Take IoT deployments within the agricultural sector, for example. Networks are being deployed to monitor the environmental conditions within greenhouses, in order to boost crop growth. With sensors that monitor temperature levels, adjustments can be made that maximise plant yield. However, industrial farms will work across large hectares of land, making it tricky for some technologies to become fully optimised across the entire farm. If industrial farms don’t scale their IoT deployment appropriately, they could face an upfront cost in the hardware purchase, with additional investment down the line to power and manage all the sensors over a vast area.

Making greenhouses ‘green’

Recent technological developments in radio-frequency energy harvesting for the IoT are helping to address this need for efficient energy management. Radio frequency (RF) waves – the foundation upon which modern wireless communications operate – are constantly in use to broadcast data to receivers such as televisions, smart phones, laptops, tablets and wearables. With technology like Freevolt, and when sufficient RF energy density is available, RF signals from wireless networks, including 2G, 3G, 4G, Wi-Fi and digital TV broadcast transmissions, are converted into direct current power which can then trickle charge energy storage devices, such as batteries or super capacitors, to operate IoT devices.

This means that sensors across greenhouses, for example, can benefit from an extended battery life and an increased time between battery changes. As a result, RF energy harvesting technology reduces the economic and environmental impact of batteries being changed during the lifetime of a device. With lithium being a finite resource, operating agricultural IoT deployments in this way can render operations sustainable – making greenhouses ‘green’ in more ways than one.
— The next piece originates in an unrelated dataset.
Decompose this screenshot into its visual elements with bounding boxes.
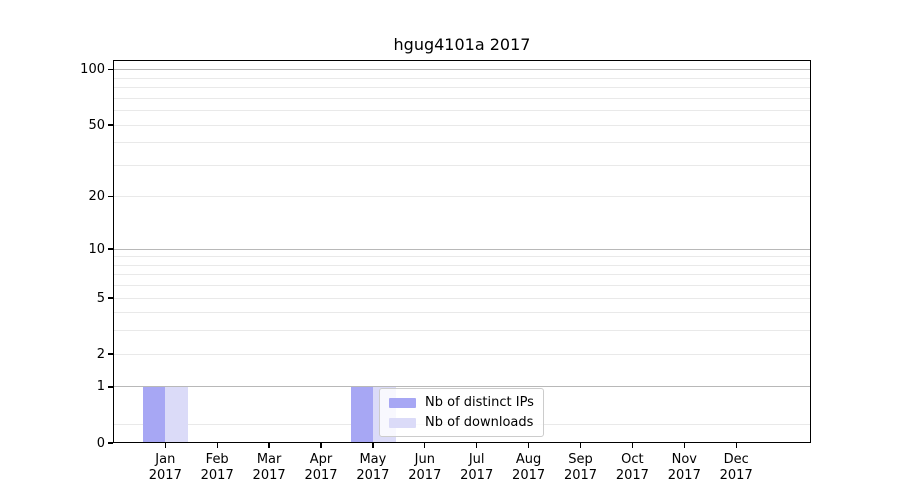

Automating energy management

IoT networks can become even more energy efficient when RF energy harvesting technology is deployed alongside machine learning solutions, such as Sensyne. Machine learning for the IoT can regulate how often sensors collect data, as well as automate entire processes as intelligent systems which become the brain running an entire network. Enterprises can save energy – and the associated financial cost – by having IoT sensors only collecting data when required. And by automating processes, staff time is saved as staff no longer have to regularly monitor systems. When the two technologies are combined, systems can operate for longer, with less maintenance requirements and less energy cost.

The use cases span numerous industries. In pharmaceutical and hospital environments, medicines need to be stored in environments at specific temperatures. IoT deployments can monitor these temperatures automatically; whilst machine learning technologies fine-tune the sensors to ensure their reporting is accurate. When storage facilities need to be calibrated to highly specific measurements, automating the process means staff aren’t constantly revisiting refrigeration units. What’s more, compliance is enforced and regulated as the data collected is stored digitally, and available for historical reference.

Meanwhile, in smart building deployments, energy efficient IoT networks that intelligently monitor environmental conditions can even boost staff productivity. Recent research from Harvard Business Review has found that when exposed to air pollution, staff are less productive. Systems that regulate pollution levels within built environments, such as Aura, can therefore boost productivity by managing environmental conditions for staff – all in an energy efficient way.

When it comes to IoT deployments, energy management needs to be a vital consideration. Thanks to new business models, such as IoTaaS, more and more businesses, organisations and governmental bodies can deploy IoT networks throughout their operations. When combined with the latest technology solutions these networks will run efficiently in the long term as well – allowing organisations to collect vital business data at minimum additional cost.